At the sounds from the others in the conference room—snorts, guffaws, and a bitter chuckle—the blond flushed.
“The Admiral knows,” pointed out the Director, “but she’ll still have to send the eagles where the Senate demands. The Senate Intelligence Committee knows, but with starvation and energy shortages on two dozen planets, they have to do
something
, and that something may well be military action against Accord. What else can they do politically, with over five million dead on Heraculon? The Matriarch knows, but she’s got problems with all the fish kills and hungry people and economic unrest, and that means Halstan will jump to whichever side is advantageous.”
“That still doesn’t say why the Frankans alerted us to an attempted murder in Camelot.” The Director leaned back in her chair. “And, according to these background reports, about half of New Avalon would weep crocigator tears if Flash Bannon died.”
“It doesn’t make sense. This Bannon has to be more than a minor importer,” mused the dark-haired woman.

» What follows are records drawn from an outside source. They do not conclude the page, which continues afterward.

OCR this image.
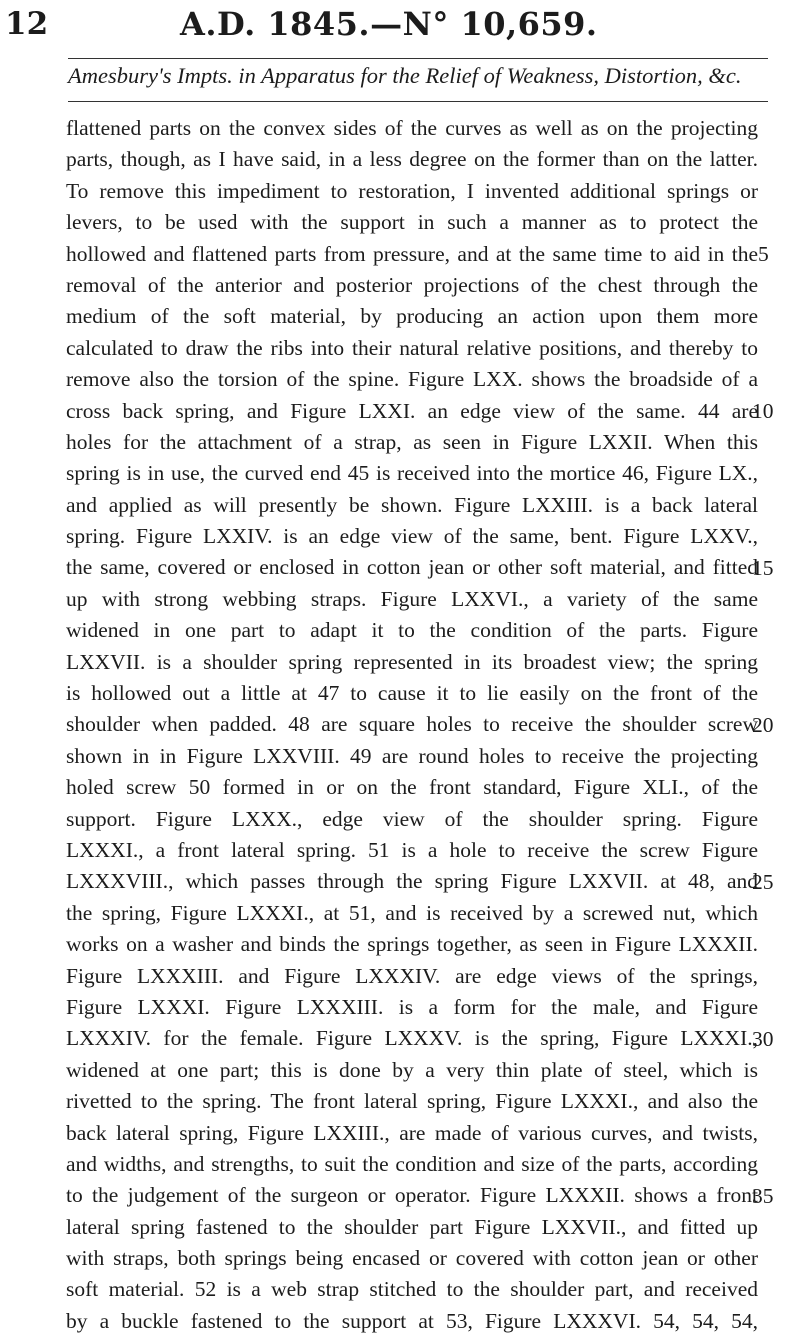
12	A.D. 1845.—N° 10,659.
Amesbury's Impts. in Apparatus for the Relief of Weakness, Distortion, &c.
flattened parts on the convex sides of the curves as well as on the projecting
parts, though, as I have said, in a less degree on the former than on the latter.
To remove this impediment to restoration, I invented additional springs or
levers, to be used with the support in such a manner as to protect the
hollowed and flattened parts from pressure, and at the same time to aid in the
removal of the anterior and posterior projections of the chest through the
medium of the soft material, by producing an action upon them more
calculated to draw the ribs into their natural relative positions, and thereby to
remove also the torsion of the spine. Figure LXX. shows the broadside of a
cross back spring, and Figure LXXI. an edge view of the same. 44 are
holes for the attachment of a strap, as seen in Figure LXXII. When this
spring is in use, the curved end 45 is received into the mortice 46, Figure LX.,
and applied as will presently be shown. Figure LXXIII. is a back lateral
spring. Figure LXXIV. is an edge view of the same, bent. Figure LXXV.,
the same, covered or enclosed in cotton jean or other soft material, and fitted
up with strong webbing straps. Figure LXXVI., a variety of the same
widened in one part to adapt it to the condition of the parts. Figure
LXXVII. is a shoulder spring represented in its broadest view; the spring
is hollowed out a little at 47 to cause it to lie easily on the front of the
shoulder when padded. 48 are square holes to receive the shoulder screw
shown in in Figure LXXVIII. 49 are round holes to receive the projecting
holed screw 50 formed in or on the front standard, Figure XLI., of the
support. Figure LXXX., edge view of the shoulder spring. Figure
LXXXI., a front lateral spring. 51 is a hole to receive the screw Figure
LXXXVIII., which passes through the spring Figure LXXVII. at 48, and
the spring, Figure LXXXI., at 51, and is received by a screwed nut, which
works on a washer and binds the springs together, as seen in Figure LXXXII.
Figure LXXXIII. and Figure LXXXIV. are edge views of the springs,
Figure LXXXI. Figure LXXXIII. is a form for the male, and Figure
LXXXIV. for the female. Figure LXXXV. is the spring, Figure LXXXI.,
widened at one part; this is done by a very thin plate of steel, which is
rivetted to the spring. The front lateral spring, Figure LXXXI., and also the
back lateral spring, Figure LXXIII., are made of various curves, and twists,
and widths, and strengths, to suit the condition and size of the parts, according
to the judgement of the surgeon or operator. Figure LXXXII. shows a front
lateral spring fastened to the shoulder part Figure LXXVII., and fitted up
with straps, both springs being encased or covered with cotton jean or other
soft material. 52 is a web strap stitched to the shoulder part, and received
by a buckle fastened to the support at 53, Figure LXXXVI. 54, 54, 54,
5
10
15
20
25
30
35
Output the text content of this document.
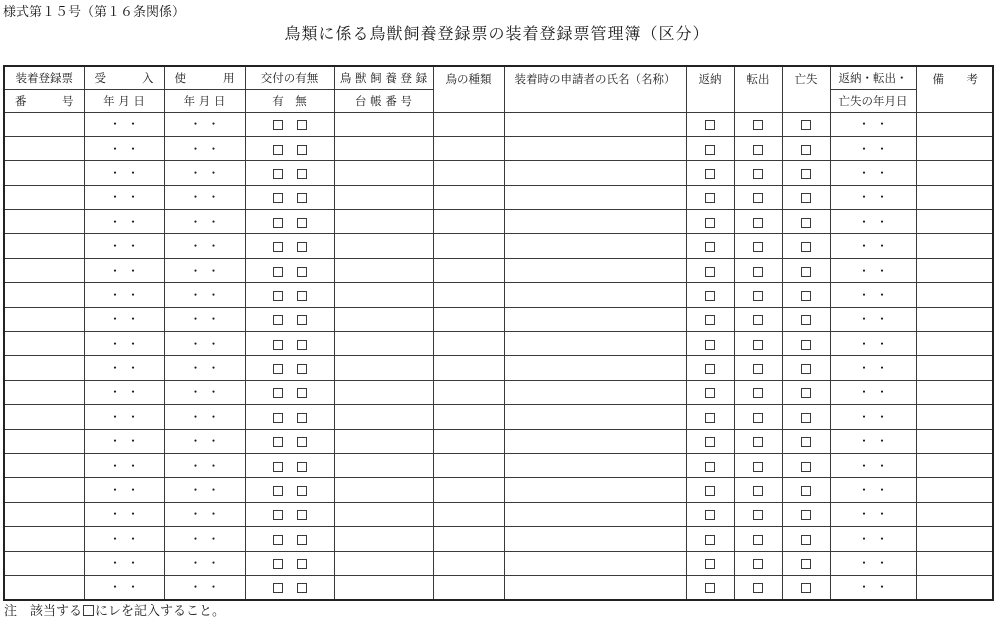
様式第１５号（第１６条関係）
鳥類に係る鳥獣飼養登録票の装着登録票管理簿（区分）
装着登録票	受 入	使 用	交付の有無	鳥 獣 飼 養 登 録	鳥の種類	装着時の申請者の氏名（名称）	返納	転出	亡失	返納・転出・	備 考

番 号	年 月 日	年 月 日	有　無	台 帳 番 号						亡失の年月日	

	・ ・	・ ・								・ ・	
	・ ・	・ ・								・ ・	
	・ ・	・ ・								・ ・	
	・ ・	・ ・								・ ・	
	・ ・	・ ・								・ ・	
	・ ・	・ ・								・ ・	
	・ ・	・ ・								・ ・	
	・ ・	・ ・								・ ・	
	・ ・	・ ・								・ ・	
	・ ・	・ ・								・ ・	
	・ ・	・ ・								・ ・	
	・ ・	・ ・								・ ・	
	・ ・	・ ・								・ ・	
	・ ・	・ ・								・ ・	
	・ ・	・ ・								・ ・	
	・ ・	・ ・								・ ・	
	・ ・	・ ・								・ ・	
	・ ・	・ ・								・ ・	
	・ ・	・ ・								・ ・	
	・ ・	・ ・								・ ・	
注　該当する にレを記入すること。
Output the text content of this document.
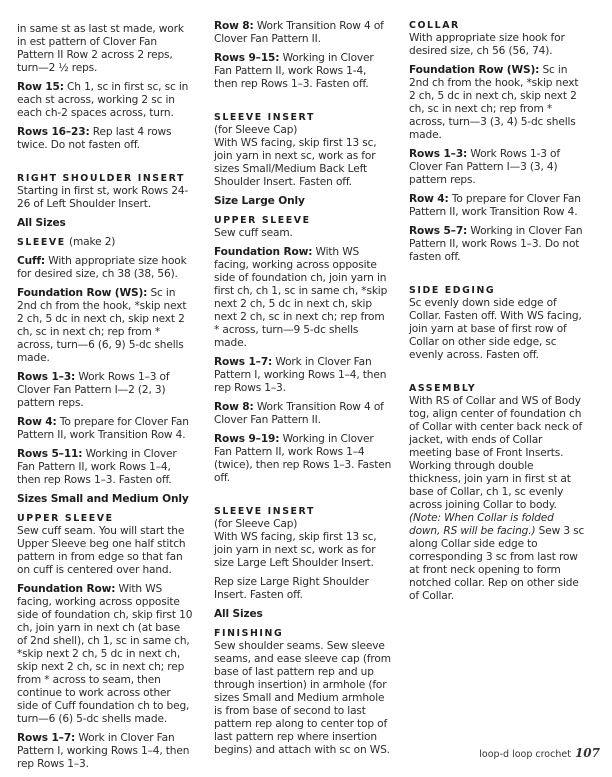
in same st as last st made, work in est pattern of Clover Fan Pattern II Row 2 across 2 reps, turn—2 ½ reps.

Row 15: Ch 1, sc in first sc, sc in each st across, working 2 sc in each ch-2 spaces across, turn.

Rows 16–23: Rep last 4 rows twice. Do not fasten off.

RIGHT SHOULDER INSERT

Starting in first st, work Rows 24-26 of Left Shoulder Insert.

All Sizes

SLEEVE (make 2)

Cuff: With appropriate size hook for desired size, ch 38 (38, 56).

Foundation Row (WS): Sc in 2nd ch from the hook, *skip next 2 ch, 5 dc in next ch, skip next 2 ch, sc in next ch; rep from * across, turn—6 (6, 9) 5-dc shells made.

Rows 1–3: Work Rows 1–3 of Clover Fan Pattern I—2 (2, 3) pattern reps.

Row 4: To prepare for Clover Fan Pattern II, work Transition Row 4.

Rows 5–11: Working in Clover Fan Pattern II, work Rows 1–4, then rep Rows 1–3. Fasten off.

Sizes Small and Medium Only

UPPER SLEEVE

Sew cuff seam. You will start the Upper Sleeve beg one half stitch pattern in from edge so that fan on cuff is centered over hand.

Foundation Row: With WS facing, working across opposite side of foundation ch, skip first 10 ch, join yarn in next ch (at base of 2nd shell), ch 1, sc in same ch, *skip next 2 ch, 5 dc in next ch, skip next 2 ch, sc in next ch; rep from * across to seam, then continue to work across other side of Cuff foundation ch to beg, turn—6 (6) 5-dc shells made.

Rows 1–7: Work in Clover Fan Pattern I, working Rows 1–4, then rep Rows 1–3.

Row 8: Work Transition Row 4 of Clover Fan Pattern II.

Rows 9–15: Working in Clover Fan Pattern II, work Rows 1-4, then rep Rows 1–3. Fasten off.

SLEEVE INSERT

(for Sleeve Cap)

With WS facing, skip first 13 sc, join yarn in next sc, work as for sizes Small/Medium Back Left Shoulder Insert. Fasten off.

Size Large Only

UPPER SLEEVE

Sew cuff seam.

Foundation Row: With WS facing, working across opposite side of foundation ch, join yarn in first ch, ch 1, sc in same ch, *skip next 2 ch, 5 dc in next ch, skip next 2 ch, sc in next ch; rep from * across, turn—9 5-dc shells made.

Rows 1–7: Work in Clover Fan Pattern I, working Rows 1–4, then rep Rows 1–3.

Row 8: Work Transition Row 4 of Clover Fan Pattern II.

Rows 9–19: Working in Clover Fan Pattern II, work Rows 1–4 (twice), then rep Rows 1–3. Fasten off.

SLEEVE INSERT

(for Sleeve Cap)

With WS facing, skip first 13 sc, join yarn in next sc, work as for size Large Left Shoulder Insert.

Rep size Large Right Shoulder Insert. Fasten off.

All Sizes

FINISHING

Sew shoulder seams. Sew sleeve seams, and ease sleeve cap (from base of last pattern rep and up through insertion) in armhole (for sizes Small and Medium armhole is from base of second to last pattern rep along to center top of last pattern rep where insertion begins) and attach with sc on WS.

COLLAR

With appropriate size hook for desired size, ch 56 (56, 74).

Foundation Row (WS): Sc in 2nd ch from the hook, *skip next 2 ch, 5 dc in next ch, skip next 2 ch, sc in next ch; rep from * across, turn—3 (3, 4) 5-dc shells made.

Rows 1–3: Work Rows 1-3 of Clover Fan Pattern I—3 (3, 4) pattern reps.

Row 4: To prepare for Clover Fan Pattern II, work Transition Row 4.

Rows 5–7: Working in Clover Fan Pattern II, work Rows 1–3. Do not fasten off.

SIDE EDGING

Sc evenly down side edge of Collar. Fasten off. With WS facing, join yarn at base of first row of Collar on other side edge, sc evenly across. Fasten off.

ASSEMBLY

With RS of Collar and WS of Body tog, align center of foundation ch of Collar with center back neck of jacket, with ends of Collar meeting base of Front Inserts. Working through double thickness, join yarn in first st at base of Collar, ch 1, sc evenly across joining Collar to body. (Note: When Collar is folded down, RS will be facing.) Sew 3 sc along Collar side edge to corresponding 3 sc from last row at front neck opening to form notched collar. Rep on other side of Collar.

loop-d loop crochet 107
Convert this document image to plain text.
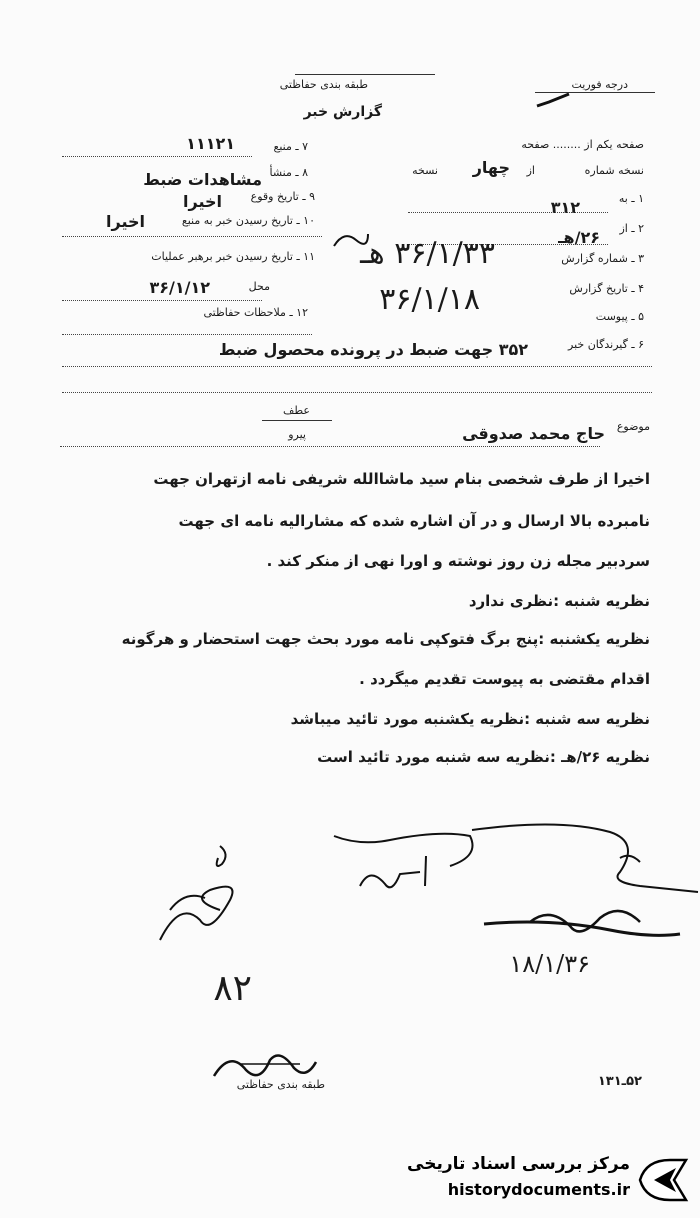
درجه فوریت
طبقه بندی حفاظتی
گزارش خبر
صفحه یکم از ........ صفحه
نسخه شماره
چهار از
نسخه
۱ ـ به
۳۱۲
۲ ـ از
۲۶/هـ
۳ ـ شماره گزارش
۴ ـ تاریخ گزارش
۵ ـ پیوست
۶ ـ گیرندگان خبر
۳۵۲ جهت ضبط در پرونده محصول ضبط
۷ ـ منبع
۱۱۱۲۱
۸ ـ منشأ
مشاهدات ضبط
۹ ـ تاریخ وقوع
اخیرا
۱۰ ـ تاریخ رسیدن خبر به منبع
اخیرا
۱۱ ـ تاریخ رسیدن خبر برهبر عملیات
محل
۳۶/۱/۱۲
۱۲ ـ ملاحظات حفاظتی
۳۶/۱/۳۳ هـ
۳۶/۱/۱۸
عطف
پیرو
موضوع
حاج محمد صدوقی
اخیرا از طرف شخصی بنام سید ماشاالله شریفی نامه ازتهران جهت
نامبرده بالا ارسال و در آن اشاره شده که مشارالیه نامه ای جهت
سردبیر مجله زن روز نوشته و اورا نهی از منکر کند .
نظریه شنبه :نظری ندارد
نظریه یکشنبه :پنج برگ فتوکپی نامه مورد بحث جهت استحضار و هرگونه
اقدام مقتضی به پیوست تقدیم میگردد .
نظریه سه شنبه :نظریه یکشنبه مورد تائید میباشد
نظریه ۲۶/هـ :نظریه سه شنبه مورد تائید است
۸۲
۱۸/۱/۳۶
طبقه بندی حفاظتی	۵۲ـ۱۳۱
مرکز بررسی اسناد تاریخی
historydocuments.ir
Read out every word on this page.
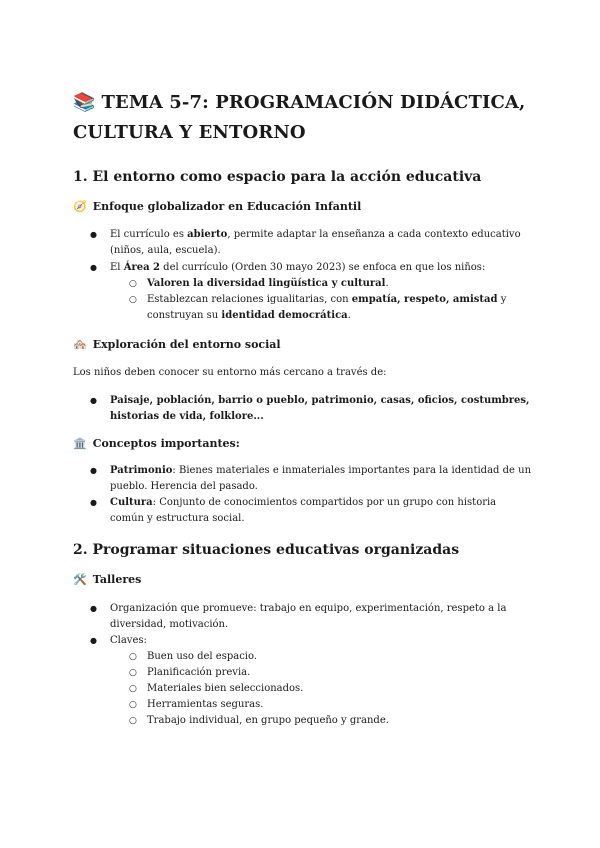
📚 TEMA 5-7: PROGRAMACIÓN DIDÁCTICA,
CULTURA Y ENTORNO
1. El entorno como espacio para la acción educativa
🧭 Enfoque globalizador en Educación Infantil
● El currículo es abierto, permite adaptar la enseñanza a cada contexto educativo (niños, aula, escuela).
● El Área 2 del currículo (Orden 30 mayo 2023) se enfoca en que los niños:
○ Valoren la diversidad lingüística y cultural.
○ Establezcan relaciones igualitarias, con empatía, respeto, amistad y construyan su identidad democrática.
🏘️ Exploración del entorno social

Los niños deben conocer su entorno más cercano a través de:

● Paisaje, población, barrio o pueblo, patrimonio, casas, oficios, costumbres, historias de vida, folklore...
🏛️ Conceptos importantes:
● Patrimonio: Bienes materiales e inmateriales importantes para la identidad de un pueblo. Herencia del pasado.
● Cultura: Conjunto de conocimientos compartidos por un grupo con historia común y estructura social.
2. Programar situaciones educativas organizadas
🛠️ Talleres
● Organización que promueve: trabajo en equipo, experimentación, respeto a la diversidad, motivación.
● Claves:
○ Buen uso del espacio.
○ Planificación previa.
○ Materiales bien seleccionados.
○ Herramientas seguras.
○ Trabajo individual, en grupo pequeño y grande.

“He is. He’s almost interstellar class as a keyboardist, either directlink or manual. He’s got a doctorate in infrastructure economics from ChicLandan University, and he owns the seediest Cuberan pub in Camelot. He’s also the head of both a trade factoring firm and a consulting firm.”
“That makes him hated? Or a target?”
“Besides the fact that he’s big, belligerent, and nasty to anyone he doesn’t like, and doesn’t like anyone for more than a standard week? He uses his consulting firm—and that’s an economic consulting firm in only the broadest sense—as an intelligence brokerage. Except we can’t call it that. He knows everything about everyone.”
“What about the factoring business?”
“That seems legitimate. So legitimate that what exists in his consulting firm is probably fine rice compared to the trade business. He has tech and ag transfer lines with all the major outsystems from Tinhorn to Accord, from Orknarli to Anarra.”
“Agriculture?”
“Interesting, isn’t it?” asked the Director. “That seems to be the common thread. Even to the Federated Hegemony.”
“You think Bannon became a target because of agriculture?”
“That’s the implication. He either knows something or shipped something or both.”
“His firm ships
everything
…”
“Makes it difficult. I’ve asked stats to analyze the cargo manifests we got earlier, but I wanted you all to think about it. We’ll meet later.”
“New Avalon—they’re pretty repressed there. They make the Halstani matriarchs look like extroverts.”
“This is getting nasty,” added the redheaded man.
The Director held up the hard copy of the file. “This just might be the reason why—if we can figure it out. Except we don’t have ships and outsystem operatives.”
“Sylvia?”
“She’s committed to the Institute. Let’s hope she can help them.”
Several heads nodded.
“Or we’ll be facing a bigger mess than the Secession. Even the Grand Admiral would wish it were just the Secession.”